ClefWorks fans arrived at the Alabama Shakespeare Festival to attend the Stay Tuned 2008 concerts on Saturday, August 23 and Sunday, August 24 and were treated to multi-sensory concert experiences and fun-filled receptions. Early arrivals could finally discover the identities of ClefWorks’ mystery performers — 100 customized ClefWorks metronomes ticking down to a single voice, accentuated by striking lighting designed by ASF’s Thomas Rodman. Patrons appreciated the beauty, warmth, and intimacy of the Octagon stage, a perfect setting for ClefWorks’ innovative and intentionally casual approach to chamber music. Through this newly-minted partnership, the Alabama Shakespeare Festival continued its tradition of encouraging great cultural offerings in the Montgomery area and ClefWorks reaffirmed its commitment to teaming up with other arts organizations.
The applause following the dying echo of the last metronomic “tock” was only heightened by the entrances of violinist Ben Sung, pianist Xak Bjerken, and horn player Todd Harris Sheldrick. The three musicians first tackled Johannes Brahms’ “Trio for piano, violin, and horn” (1865), a heartfelt and deeply emotional work commemorating and celebrating the composer’s mother’s life, and then presented modern composer Gyorgy Ligeti’s “Trio for violin, horn, and piano” (1982), a dramatic and, at times, unsettling piece that, coupled with Rodman’s lighting designs, more than once elicited gasps from the audience.
At the concerts, Elmore DeMott, ClefWorks Board President, welcomed guests and thanked Bravo Sponsor Sterling Bank and the other patrons who made the season possible. Deborah Moore, Chair of the ClefWorks Composition Competition, announced the 2008 winner, Scott Robbins of Spartanburg, SC, whose “Quartet for Violin, Viola, Cello, and Piano” (1999/2008) will be performed during ClefWorks’ Dream On season in January 2009. Stephen Poff, David Allred, and the LWT team created a short video of the announcement.
As an encore, the musicians surprised and amused both audiences by cramming together onto one piano bench to play a Bach chorale transcribed for one piano/six hands by Gyorgy Kurtag. This lighthearted tone continued after each performance, when concert-goers of all ages adjourned to the Patrons’ Lobby of the Carolyn Blount Theatre to dine on delightful dessert creations and raise a glass to the talented ClefWorks musicians.

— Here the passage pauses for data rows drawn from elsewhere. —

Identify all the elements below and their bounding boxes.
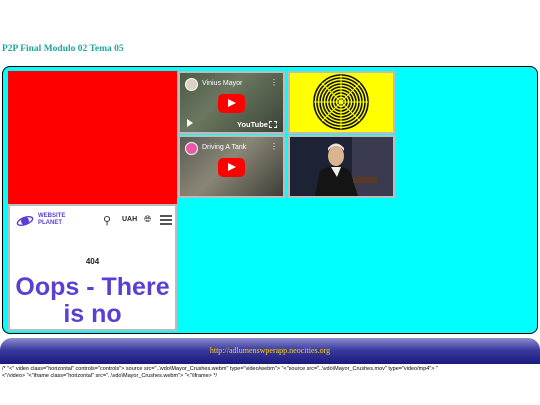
more-options-icon[interactable]: ⋮ [270,78,278,87]
more-options-icon[interactable]: ⋮ [270,142,278,151]
footer-link[interactable]: http://adlumenswperapp.neocities.org [0,346,540,355]
error-code: 404 [85,257,100,266]
video-title[interactable]: Vinius Mayor [202,80,242,87]
youtube-logo[interactable]: YouTube [237,120,268,129]
embedded-website-frame[interactable]: WEBSITE PLANET ⚲ UAH 🌐︎ 404 Oops - There… [8,204,177,331]
portrait-graphic [290,137,393,196]
fullscreen-icon[interactable] [269,121,277,128]
brand-line-1: WEBSITE [38,213,66,219]
spiral-image [288,71,395,134]
website-planet-logo-icon[interactable] [16,214,34,228]
footer-bar: http://adlumenswperapp.neocities.org [0,338,540,364]
code-text-line-2: <"/video> "<"iframe class="horizontal" s… [2,373,218,379]
menu-icon[interactable] [160,215,172,227]
channel-avatar[interactable] [185,142,198,155]
red-block [8,71,177,204]
video-embed-2[interactable]: Driving A Tank ⋮ [178,135,285,198]
video-embed-1[interactable]: Vinius Mayor ⋮ YouTube [178,71,285,134]
code-text-line-1: /* "<" video class="horizontal" controls… [2,366,438,372]
play-icon[interactable] [187,119,193,127]
main-panel: Vinius Mayor ⋮ YouTube Driving A Tank ⋮ [2,66,538,334]
brand-line-2: PLANET [38,220,62,226]
video-title[interactable]: Driving A Tank [202,144,246,151]
globe-icon[interactable]: 🌐︎ [144,214,151,225]
page-title: P2P Final Modulo 02 Tema 05 [2,44,124,54]
error-message: Oops - There is no [15,273,170,328]
currency-selector[interactable]: UAH [122,216,137,223]
channel-avatar[interactable] [185,78,198,91]
search-icon[interactable]: ⚲ [103,214,111,227]
play-button[interactable] [218,158,245,177]
play-button[interactable] [218,94,245,113]
spiral-graphic [313,74,369,130]
portrait-painting [288,135,395,198]
website-brand[interactable]: WEBSITE PLANET [38,213,65,227]
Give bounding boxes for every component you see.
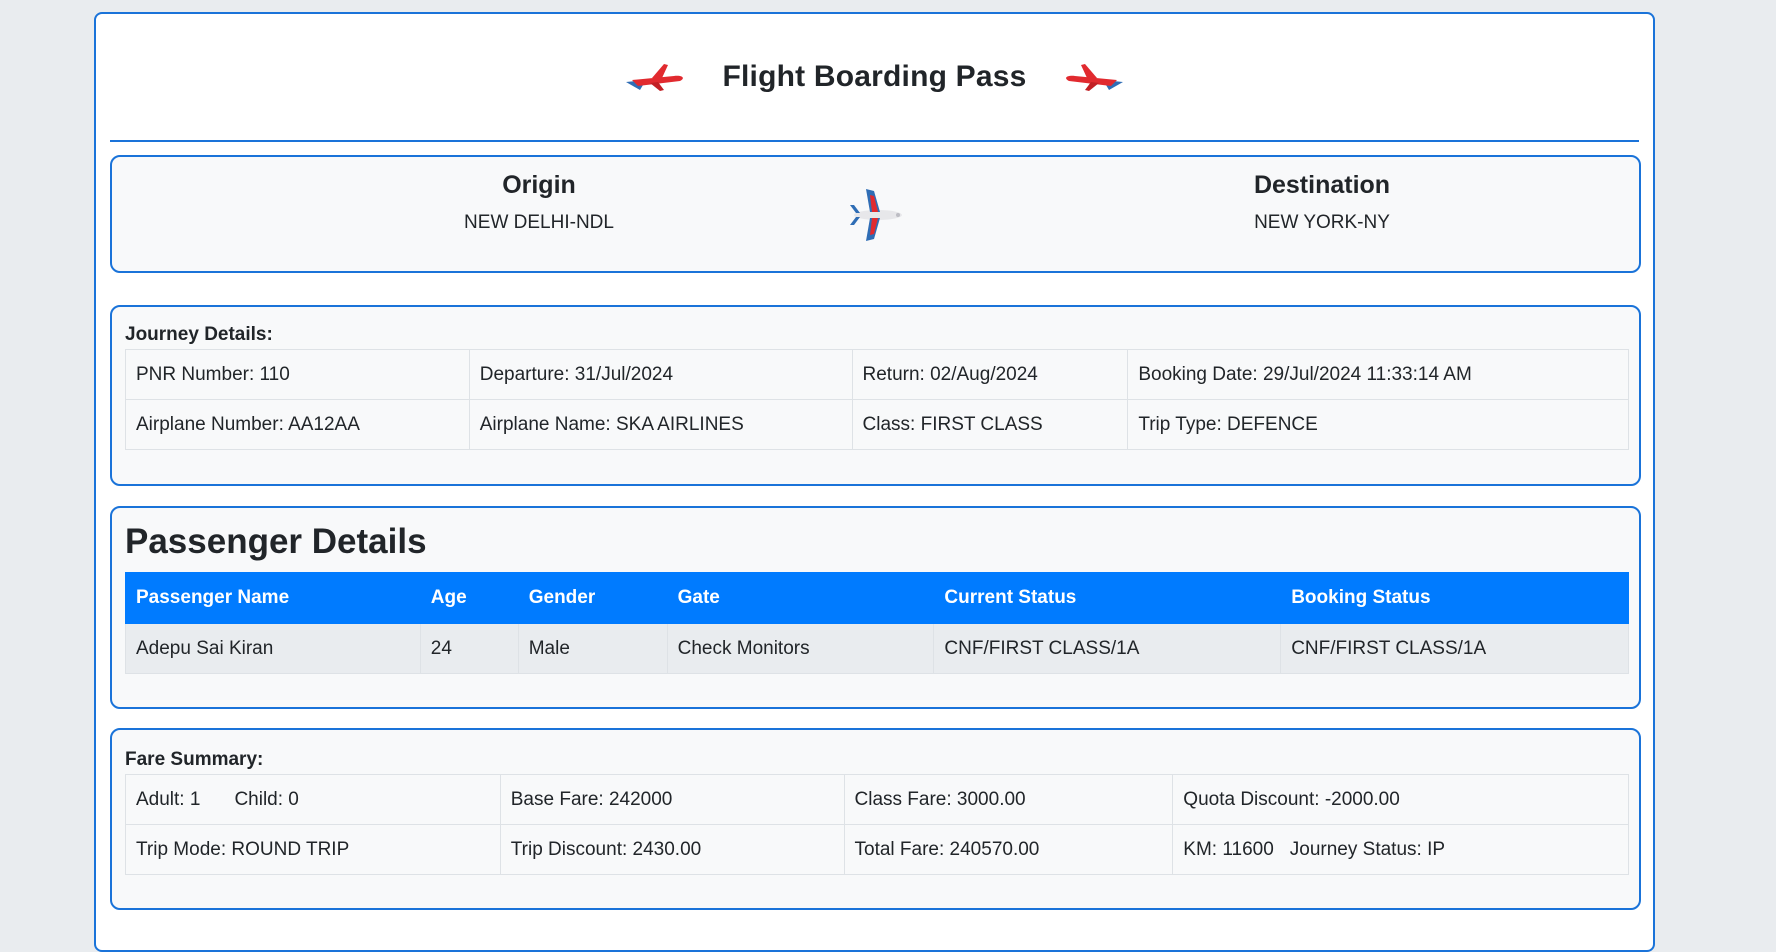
class-fare: Class Fare: 3000.00 xyxy=(843,774,1174,825)
airplane-icon xyxy=(626,64,684,91)
total-fare: Total Fare: 240570.00 xyxy=(843,824,1174,875)
airplane-icon xyxy=(850,189,902,241)
passenger-name: Adepu Sai Kiran xyxy=(125,623,421,674)
fare-summary-panel: Fare Summary: Adult: 1 Child: 0 Base Fare… xyxy=(110,728,1641,910)
quota-discount: Quota Discount: -2000.00 xyxy=(1172,774,1629,825)
airplane-name: Airplane Name: SKA AIRLINES xyxy=(468,399,853,450)
header-divider xyxy=(110,140,1639,142)
journey-details-table: PNR Number: 110 Departure: 31/Jul/2024 R… xyxy=(125,349,1629,450)
column-header: Gender xyxy=(517,572,668,624)
passenger-table: Passenger Name Age Gender Gate Current S… xyxy=(125,572,1629,674)
journey-details-label: Journey Details: xyxy=(125,324,273,345)
departure-date: Departure: 31/Jul/2024 xyxy=(468,349,853,400)
column-header: Age xyxy=(419,572,519,624)
destination-value: NEW YORK-NY xyxy=(1254,212,1390,233)
km-value: KM: 11600 xyxy=(1183,838,1274,860)
origin-block: Origin NEW DELHI-NDL xyxy=(339,171,739,234)
table-row: Airplane Number: AA12AA Airplane Name: S… xyxy=(125,399,1629,450)
trip-mode: Trip Mode: ROUND TRIP xyxy=(125,824,501,875)
table-row: Adepu Sai Kiran 24 Male Check Monitors C… xyxy=(125,623,1629,674)
fare-summary-label: Fare Summary: xyxy=(125,749,264,770)
booking-status: CNF/FIRST CLASS/1A xyxy=(1280,623,1629,674)
table-header-row: Passenger Name Age Gender Gate Current S… xyxy=(125,572,1629,624)
fare-summary-table: Adult: 1 Child: 0 Base Fare: 242000 Class… xyxy=(125,774,1629,875)
route-panel: Origin NEW DELHI-NDL Destination NEW YOR… xyxy=(110,155,1641,273)
km-and-status: KM: 11600 Journey Status: IP xyxy=(1172,824,1629,875)
column-header: Current Status xyxy=(933,572,1282,624)
child-count: Child: 0 xyxy=(234,788,299,810)
origin-value: NEW DELHI-NDL xyxy=(464,212,614,233)
origin-label: Origin xyxy=(502,171,576,199)
trip-discount: Trip Discount: 2430.00 xyxy=(499,824,845,875)
base-fare: Base Fare: 242000 xyxy=(499,774,845,825)
journey-details-panel: Journey Details: PNR Number: 110 Departu… xyxy=(110,305,1641,486)
trip-type: Trip Type: DEFENCE xyxy=(1127,399,1629,450)
column-header: Gate xyxy=(666,572,935,624)
page-title: Flight Boarding Pass xyxy=(722,60,1027,93)
header: Flight Boarding Pass xyxy=(96,14,1653,140)
current-status: CNF/FIRST CLASS/1A xyxy=(933,623,1282,674)
table-row: PNR Number: 110 Departure: 31/Jul/2024 R… xyxy=(125,349,1629,400)
travel-class: Class: FIRST CLASS xyxy=(851,399,1129,450)
airplane-icon xyxy=(1065,64,1123,91)
boarding-pass-card: Flight Boarding Pass Origin NEW DELHI-ND… xyxy=(94,12,1655,952)
column-header: Passenger Name xyxy=(125,572,421,624)
column-header: Booking Status xyxy=(1280,572,1629,624)
passenger-details-panel: Passenger Details Passenger Name Age Gen… xyxy=(110,506,1641,709)
destination-label: Destination xyxy=(1253,171,1391,199)
passenger-details-title: Passenger Details xyxy=(125,522,427,561)
table-row: Trip Mode: ROUND TRIP Trip Discount: 243… xyxy=(125,824,1629,875)
adult-count: Adult: 1 xyxy=(136,788,201,810)
passenger-gender: Male xyxy=(517,623,668,674)
return-date: Return: 02/Aug/2024 xyxy=(851,349,1129,400)
destination-block: Destination NEW YORK-NY xyxy=(1122,171,1522,234)
passenger-age: 24 xyxy=(419,623,519,674)
journey-status: Journey Status: IP xyxy=(1289,838,1446,860)
passenger-counts: Adult: 1 Child: 0 xyxy=(125,774,501,825)
booking-date: Booking Date: 29/Jul/2024 11:33:14 AM xyxy=(1127,349,1629,400)
passenger-gate: Check Monitors xyxy=(666,623,935,674)
table-row: Adult: 1 Child: 0 Base Fare: 242000 Class… xyxy=(125,774,1629,825)
pnr-number: PNR Number: 110 xyxy=(125,349,470,400)
airplane-number: Airplane Number: AA12AA xyxy=(125,399,470,450)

Also celebrating the conclusion of the ClefWorks Stay Tuned season was Kimberly Baker, fresh from planning and successfully implementing the ClefWorks Outreach Concert, the exciting culmination of the Jubilee Community Center’s summer enrichment program. At the Outreach Concert, children and their parents got up-close and personal with the ClefWorks musicians, test-drove several instruments, and then enjoyed a reception featuring homemade goodies and custom-designed floral arrangements.

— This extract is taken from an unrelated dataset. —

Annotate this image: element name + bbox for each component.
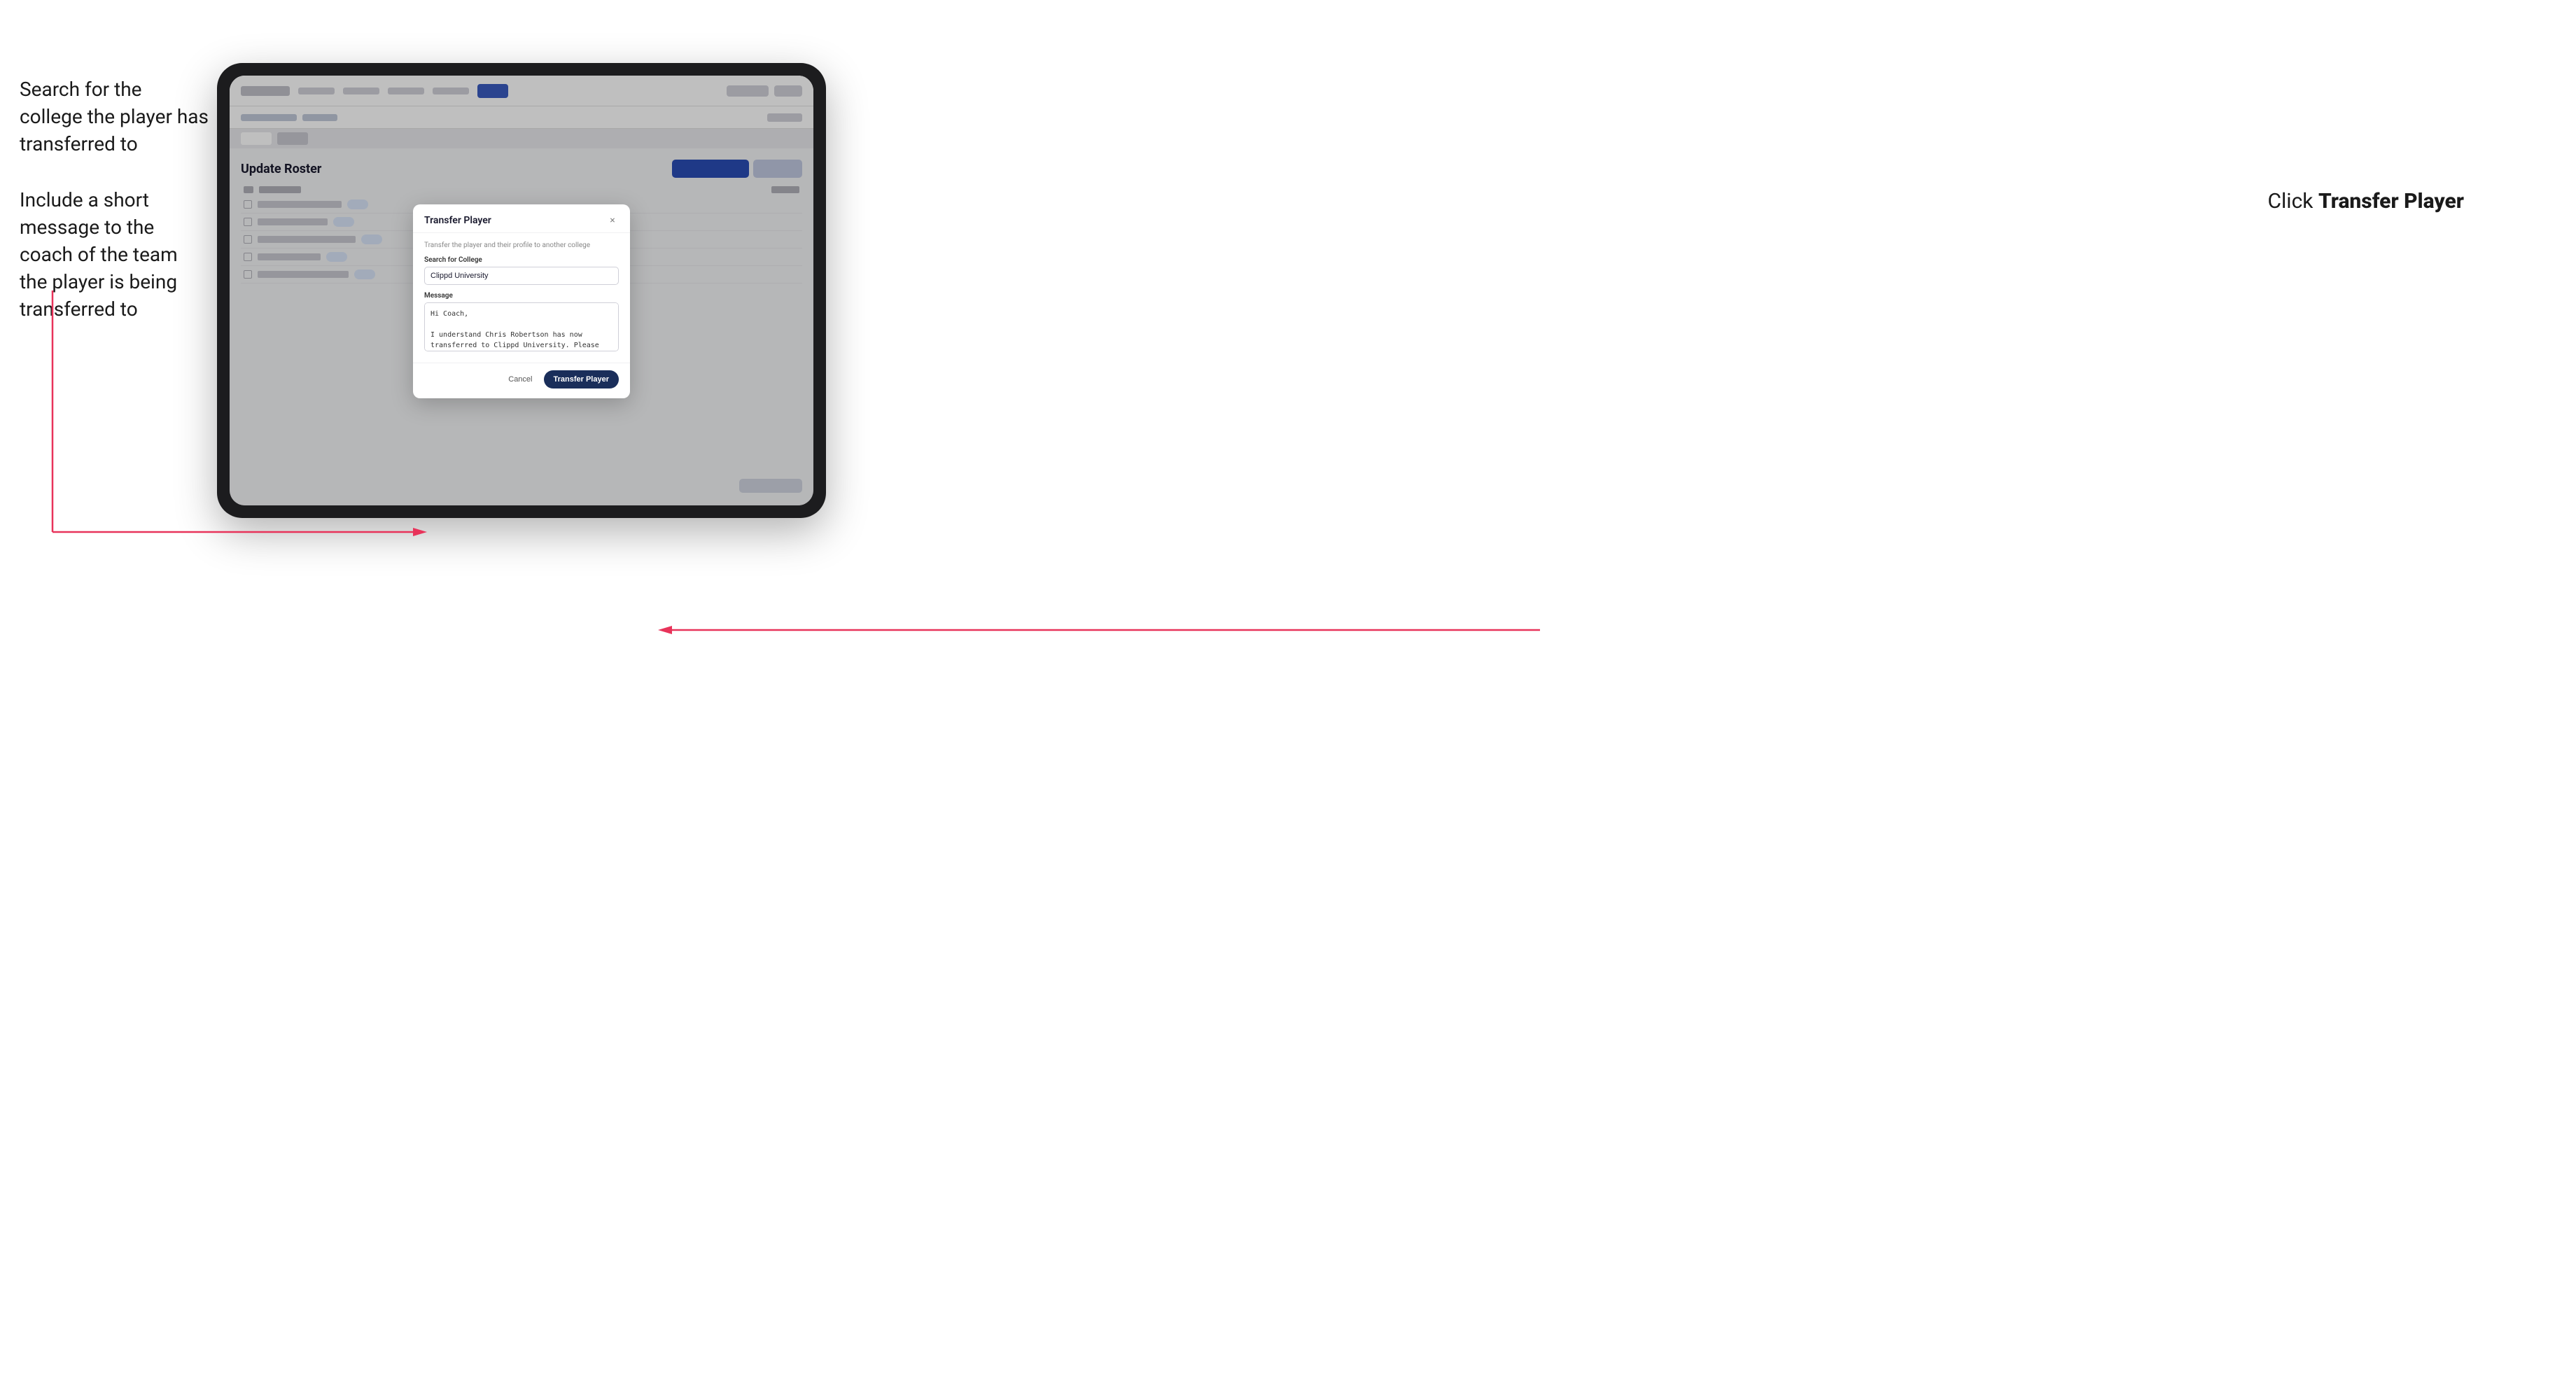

In 2007, ClefWorks burst on Montgomery’s music scene with a magical first season that featured chamber music in intimate, nontraditional venues including the RSA Activity Center, Huntingdon’s Ligon Chapel and the Montgomery Museum of Fine Arts. Highly successful, the Premiere Season introduced people of all ages – including children and youth, to the power of chamber music. Montgomerians discovered fun, innovative programming and developed relationships with musicians and within their community. The season sparked new interest in the arts and humanities for many newcomers to classical music.